In his statement, Dr. Gleick said he had received the dubious strategy paper anonymously in the mail this year. He said he did not know the source of the document but said he tried to confirm the validity of the document because the disclosures in them would serve to undercut the institute’s mission.

“In an effort to do so,” he wrote, “and in a serious lapse of my own professional judgment and ethics, I solicited and received additional materials directly from the Heartland Institute under someone else’s name.”
–The New York Times

Pricing alternative zebra mussel strategies 
There’s one way to slow – really slow – the spread of invasive zebra mussels in their steady campaign to populate all of Minnesota’s waters.

The simple plan, which some have off-handedly suggested: require boat inspections at every launch. Cost: $2,300 per boat owner, on average.

Oh. Guess that won’t happen.  That sobering price tag is one of several such figures contained in a new Department of Natural Resources report examining what it would actually cost to combat the little enemy mollusks.
–The St. Paul Pioneer Press

Snuffbox mussel is endangered 
 A small mussel that’s found in the St. Croix River and few other places has been declared endangered by the federal government.

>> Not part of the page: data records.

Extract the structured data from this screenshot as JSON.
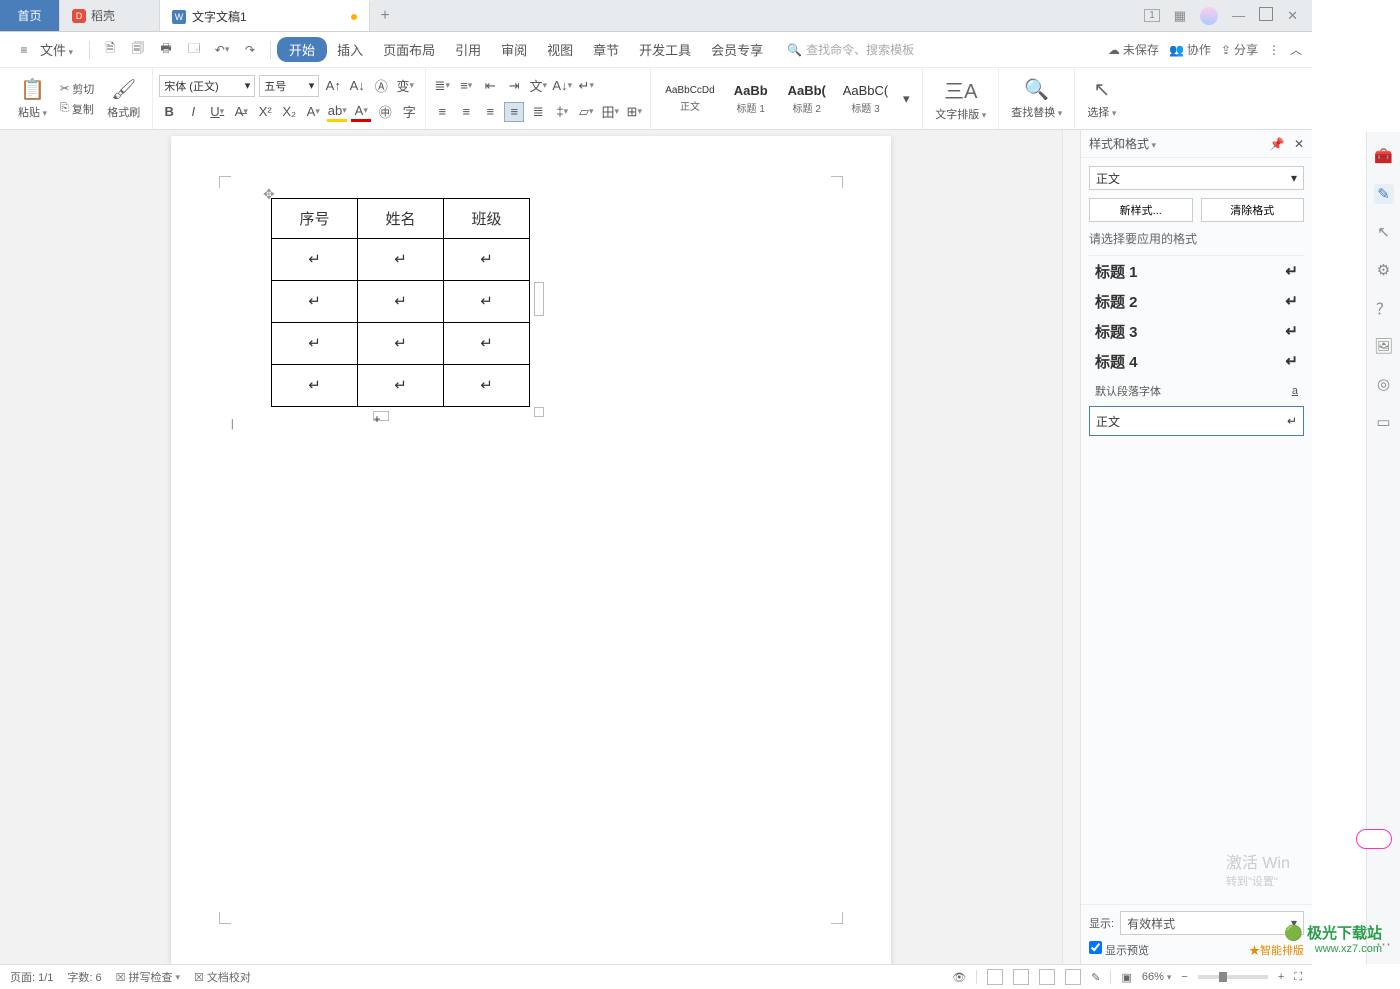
{
  "tabs": {
    "home": "首页",
    "docer": "稻壳",
    "doc": "文字文稿1"
  },
  "window_controls": {
    "pages_indicator": "1"
  },
  "file_menu": "文件",
  "menu": {
    "start": "开始",
    "insert": "插入",
    "layout": "页面布局",
    "reference": "引用",
    "review": "审阅",
    "view": "视图",
    "section": "章节",
    "devtools": "开发工具",
    "member": "会员专享"
  },
  "search_placeholder": "查找命令、搜索模板",
  "top_right": {
    "unsaved": "未保存",
    "coop": "协作",
    "share": "分享"
  },
  "clipboard": {
    "paste": "粘贴",
    "cut": "剪切",
    "copy": "复制",
    "format_painter": "格式刷"
  },
  "font": {
    "name": "宋体 (正文)",
    "size": "五号"
  },
  "styles_gallery": {
    "body_prev": "AaBbCcDd",
    "body_lbl": "正文",
    "h1_prev": "AaBb",
    "h1_lbl": "标题 1",
    "h2_prev": "AaBb(",
    "h2_lbl": "标题 2",
    "h3_prev": "AaBbC(",
    "h3_lbl": "标题 3"
  },
  "biggroups": {
    "text_layout": "文字排版",
    "find_replace": "查找替换",
    "select": "选择"
  },
  "table": {
    "headers": [
      "序号",
      "姓名",
      "班级"
    ],
    "rows": 4
  },
  "sidepanel": {
    "title": "样式和格式",
    "current_style": "正文",
    "new_style": "新样式...",
    "clear_format": "清除格式",
    "choose_label": "请选择要应用的格式",
    "items": [
      "标题 1",
      "标题 2",
      "标题 3",
      "标题 4"
    ],
    "default_font": "默认段落字体",
    "body": "正文",
    "show_label": "显示:",
    "show_value": "有效样式",
    "preview_checkbox": "显示预览",
    "smart_layout": "智能排版"
  },
  "watermark": {
    "line1": "激活 Win",
    "line2": "转到\"设置\""
  },
  "statusbar": {
    "page": "页面: 1/1",
    "words": "字数: 6",
    "spell": "拼写检查",
    "proof": "文档校对",
    "zoom": "66%"
  },
  "logo": {
    "name": "极光下载站",
    "url": "www.xz7.com"
  }
}
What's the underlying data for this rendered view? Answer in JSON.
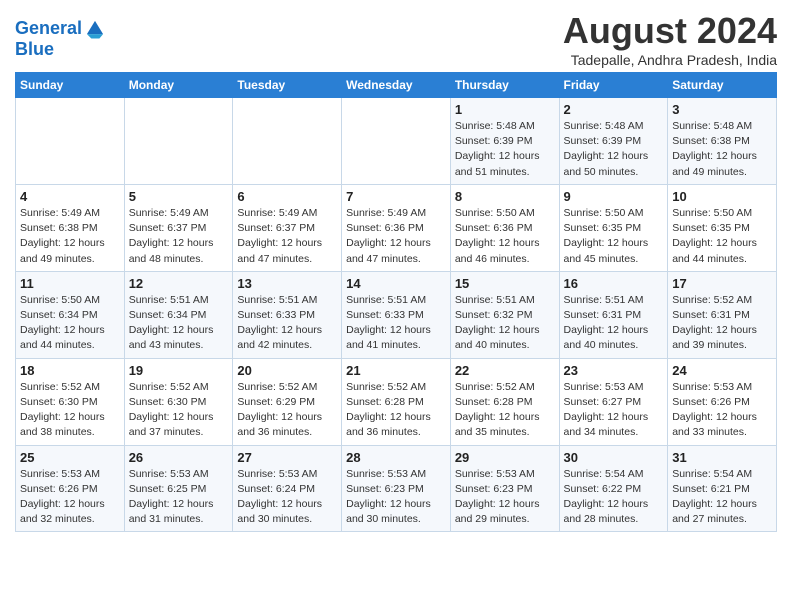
{
  "logo": {
    "line1": "General",
    "line2": "Blue"
  },
  "title": "August 2024",
  "subtitle": "Tadepalle, Andhra Pradesh, India",
  "headers": [
    "Sunday",
    "Monday",
    "Tuesday",
    "Wednesday",
    "Thursday",
    "Friday",
    "Saturday"
  ],
  "weeks": [
    [
      {
        "day": "",
        "info": ""
      },
      {
        "day": "",
        "info": ""
      },
      {
        "day": "",
        "info": ""
      },
      {
        "day": "",
        "info": ""
      },
      {
        "day": "1",
        "info": "Sunrise: 5:48 AM\nSunset: 6:39 PM\nDaylight: 12 hours\nand 51 minutes."
      },
      {
        "day": "2",
        "info": "Sunrise: 5:48 AM\nSunset: 6:39 PM\nDaylight: 12 hours\nand 50 minutes."
      },
      {
        "day": "3",
        "info": "Sunrise: 5:48 AM\nSunset: 6:38 PM\nDaylight: 12 hours\nand 49 minutes."
      }
    ],
    [
      {
        "day": "4",
        "info": "Sunrise: 5:49 AM\nSunset: 6:38 PM\nDaylight: 12 hours\nand 49 minutes."
      },
      {
        "day": "5",
        "info": "Sunrise: 5:49 AM\nSunset: 6:37 PM\nDaylight: 12 hours\nand 48 minutes."
      },
      {
        "day": "6",
        "info": "Sunrise: 5:49 AM\nSunset: 6:37 PM\nDaylight: 12 hours\nand 47 minutes."
      },
      {
        "day": "7",
        "info": "Sunrise: 5:49 AM\nSunset: 6:36 PM\nDaylight: 12 hours\nand 47 minutes."
      },
      {
        "day": "8",
        "info": "Sunrise: 5:50 AM\nSunset: 6:36 PM\nDaylight: 12 hours\nand 46 minutes."
      },
      {
        "day": "9",
        "info": "Sunrise: 5:50 AM\nSunset: 6:35 PM\nDaylight: 12 hours\nand 45 minutes."
      },
      {
        "day": "10",
        "info": "Sunrise: 5:50 AM\nSunset: 6:35 PM\nDaylight: 12 hours\nand 44 minutes."
      }
    ],
    [
      {
        "day": "11",
        "info": "Sunrise: 5:50 AM\nSunset: 6:34 PM\nDaylight: 12 hours\nand 44 minutes."
      },
      {
        "day": "12",
        "info": "Sunrise: 5:51 AM\nSunset: 6:34 PM\nDaylight: 12 hours\nand 43 minutes."
      },
      {
        "day": "13",
        "info": "Sunrise: 5:51 AM\nSunset: 6:33 PM\nDaylight: 12 hours\nand 42 minutes."
      },
      {
        "day": "14",
        "info": "Sunrise: 5:51 AM\nSunset: 6:33 PM\nDaylight: 12 hours\nand 41 minutes."
      },
      {
        "day": "15",
        "info": "Sunrise: 5:51 AM\nSunset: 6:32 PM\nDaylight: 12 hours\nand 40 minutes."
      },
      {
        "day": "16",
        "info": "Sunrise: 5:51 AM\nSunset: 6:31 PM\nDaylight: 12 hours\nand 40 minutes."
      },
      {
        "day": "17",
        "info": "Sunrise: 5:52 AM\nSunset: 6:31 PM\nDaylight: 12 hours\nand 39 minutes."
      }
    ],
    [
      {
        "day": "18",
        "info": "Sunrise: 5:52 AM\nSunset: 6:30 PM\nDaylight: 12 hours\nand 38 minutes."
      },
      {
        "day": "19",
        "info": "Sunrise: 5:52 AM\nSunset: 6:30 PM\nDaylight: 12 hours\nand 37 minutes."
      },
      {
        "day": "20",
        "info": "Sunrise: 5:52 AM\nSunset: 6:29 PM\nDaylight: 12 hours\nand 36 minutes."
      },
      {
        "day": "21",
        "info": "Sunrise: 5:52 AM\nSunset: 6:28 PM\nDaylight: 12 hours\nand 36 minutes."
      },
      {
        "day": "22",
        "info": "Sunrise: 5:52 AM\nSunset: 6:28 PM\nDaylight: 12 hours\nand 35 minutes."
      },
      {
        "day": "23",
        "info": "Sunrise: 5:53 AM\nSunset: 6:27 PM\nDaylight: 12 hours\nand 34 minutes."
      },
      {
        "day": "24",
        "info": "Sunrise: 5:53 AM\nSunset: 6:26 PM\nDaylight: 12 hours\nand 33 minutes."
      }
    ],
    [
      {
        "day": "25",
        "info": "Sunrise: 5:53 AM\nSunset: 6:26 PM\nDaylight: 12 hours\nand 32 minutes."
      },
      {
        "day": "26",
        "info": "Sunrise: 5:53 AM\nSunset: 6:25 PM\nDaylight: 12 hours\nand 31 minutes."
      },
      {
        "day": "27",
        "info": "Sunrise: 5:53 AM\nSunset: 6:24 PM\nDaylight: 12 hours\nand 30 minutes."
      },
      {
        "day": "28",
        "info": "Sunrise: 5:53 AM\nSunset: 6:23 PM\nDaylight: 12 hours\nand 30 minutes."
      },
      {
        "day": "29",
        "info": "Sunrise: 5:53 AM\nSunset: 6:23 PM\nDaylight: 12 hours\nand 29 minutes."
      },
      {
        "day": "30",
        "info": "Sunrise: 5:54 AM\nSunset: 6:22 PM\nDaylight: 12 hours\nand 28 minutes."
      },
      {
        "day": "31",
        "info": "Sunrise: 5:54 AM\nSunset: 6:21 PM\nDaylight: 12 hours\nand 27 minutes."
      }
    ]
  ]
}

The snuffbox mussel has disappeared from 62 percent of the streams where it was historically found. The survival of this native mussel — which can live for decades — is threatened by loss and degradation of habitat, due in part to pollution and sedimentation. Non-native zebra mussels are also a threat.

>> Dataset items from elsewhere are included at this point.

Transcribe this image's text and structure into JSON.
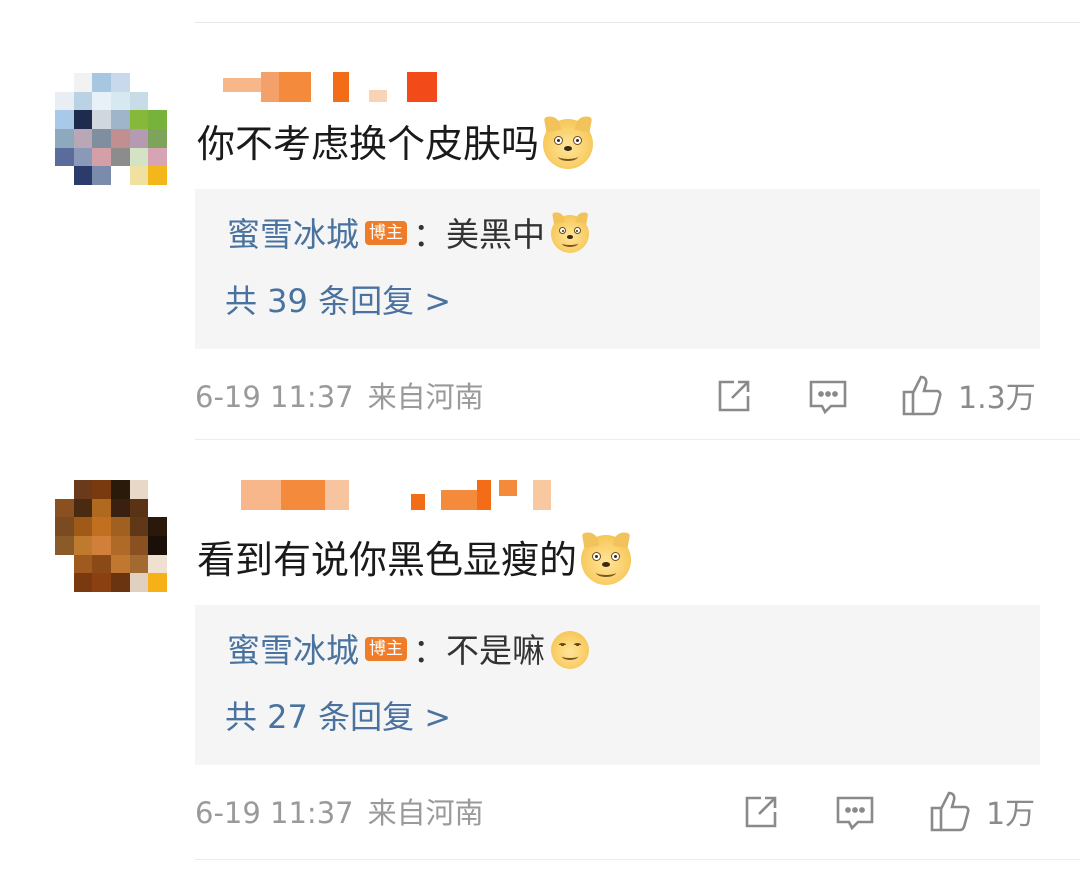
{
  "comments": [
    {
      "text": "你不考虑换个皮肤吗",
      "text_emoji": "doge-emoji",
      "reply": {
        "author": "蜜雪冰城",
        "badge": "博主",
        "text": "：美黑中",
        "emoji": "doge-emoji",
        "more": "共 39 条回复 >"
      },
      "meta": {
        "time": "6-19 11:37",
        "location": "来自河南"
      },
      "likes": "1.3万"
    },
    {
      "text": "看到有说你黑色显瘦的",
      "text_emoji": "doge-emoji",
      "reply": {
        "author": "蜜雪冰城",
        "badge": "博主",
        "text": "：不是嘛",
        "emoji": "smirk-emoji",
        "more": "共 27 条回复 >"
      },
      "meta": {
        "time": "6-19 11:37",
        "location": "来自河南"
      },
      "likes": "1万"
    }
  ],
  "icons": {
    "share": "share-icon",
    "comment": "comment-icon",
    "like": "thumbs-up-icon"
  },
  "colors": {
    "link": "#49729e",
    "badge": "#f07c28",
    "reply_bg": "#f5f5f5",
    "meta": "#9a9a9a"
  }
}
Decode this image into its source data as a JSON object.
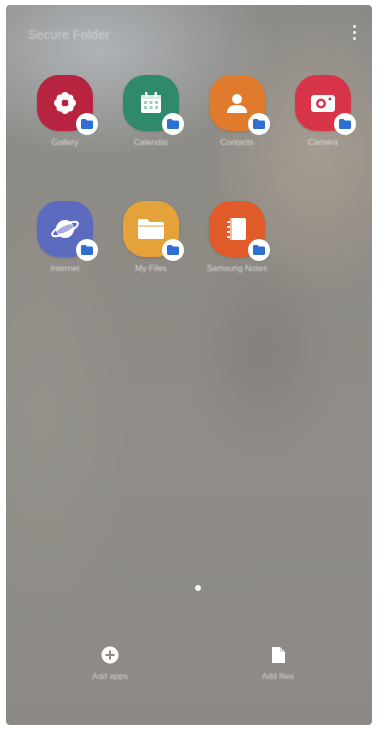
{
  "header": {
    "search_placeholder": "Secure Folder",
    "more_options_icon": "more-vert-icon"
  },
  "apps": [
    {
      "label": "Gallery",
      "icon": "gallery-flower-icon",
      "color": "#b8243f"
    },
    {
      "label": "Calendar",
      "icon": "calendar-icon",
      "color": "#2e8a6a"
    },
    {
      "label": "Contacts",
      "icon": "contacts-person-icon",
      "color": "#e07a2c"
    },
    {
      "label": "Camera",
      "icon": "camera-icon",
      "color": "#d8354a"
    },
    {
      "label": "Internet",
      "icon": "internet-planet-icon",
      "color": "#5c6ac0"
    },
    {
      "label": "My Files",
      "icon": "folder-icon",
      "color": "#e6a23a"
    },
    {
      "label": "Samsung Notes",
      "icon": "notes-icon",
      "color": "#e05a2a"
    }
  ],
  "pager": {
    "pages": 1,
    "current": 1
  },
  "bottom_actions": {
    "add_apps": "Add apps",
    "add_files": "Add files"
  },
  "colors": {
    "folder_badge": "#2f6fd1",
    "badge_background": "#ffffff"
  }
}
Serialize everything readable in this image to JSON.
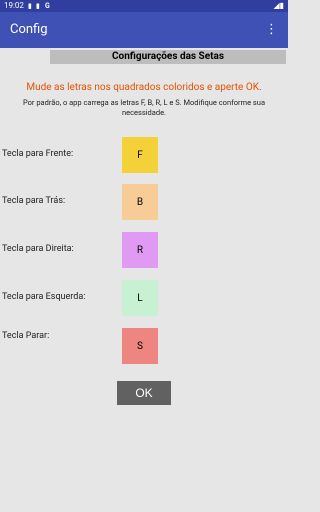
{
  "status": {
    "time": "19:02",
    "icons": [
      "sim-icon",
      "battery-icon",
      "google-icon"
    ]
  },
  "appbar": {
    "title": "Config",
    "menu_icon": "more-vert-icon"
  },
  "section_header": "Configurações das Setas",
  "instruction": "Mude as letras nos quadrados coloridos e aperte OK.",
  "description": "Por padrão, o app carrega as letras F, B, R, L e S. Modifique conforme sua necessidade.",
  "rows": [
    {
      "label": "Tecla para Frente:",
      "key": "F",
      "color": "#f5d139"
    },
    {
      "label": "Tecla para Trás:",
      "key": "B",
      "color": "#f8cc97"
    },
    {
      "label": "Tecla para Direita:",
      "key": "R",
      "color": "#e09af3"
    },
    {
      "label": "Tecla para Esquerda:",
      "key": "L",
      "color": "#c8f0d2"
    },
    {
      "label": "Tecla Parar:",
      "key": "S",
      "color": "#ef8580"
    }
  ],
  "ok_label": "OK"
}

The National Park Service is raising snuffbox mussels and releasing them in the gorge area of Mississippi River Pool 2 in St. Paul, where water conditions have improved in recent years.
–Minnesota Public Radio

Obama proposes cut in EPA aid to states
 President Obama proposed a fiscal year 2013 budget containing $8.3 billion in discretionary funding for the Environmental Protection Agency, a $105 million decrease from fiscal 2012 achieved through cuts to state wastewater treatment and drinking water funds.

The proposed 1.2 percent decrease in EPA funding would mostly come from reduced funding for the clean water and drinking water state revolving funds, which provide capitalization grants to states for loans for water infrastructure. The president’s budget also would reduce funding for superfund cleanup efforts and eliminate a clean diesel grant program and replace it with a combination of rebates and grants. The budget proposal contains increased funding for priority programs, including a large increase for state and tribal air quality and water pollution programs.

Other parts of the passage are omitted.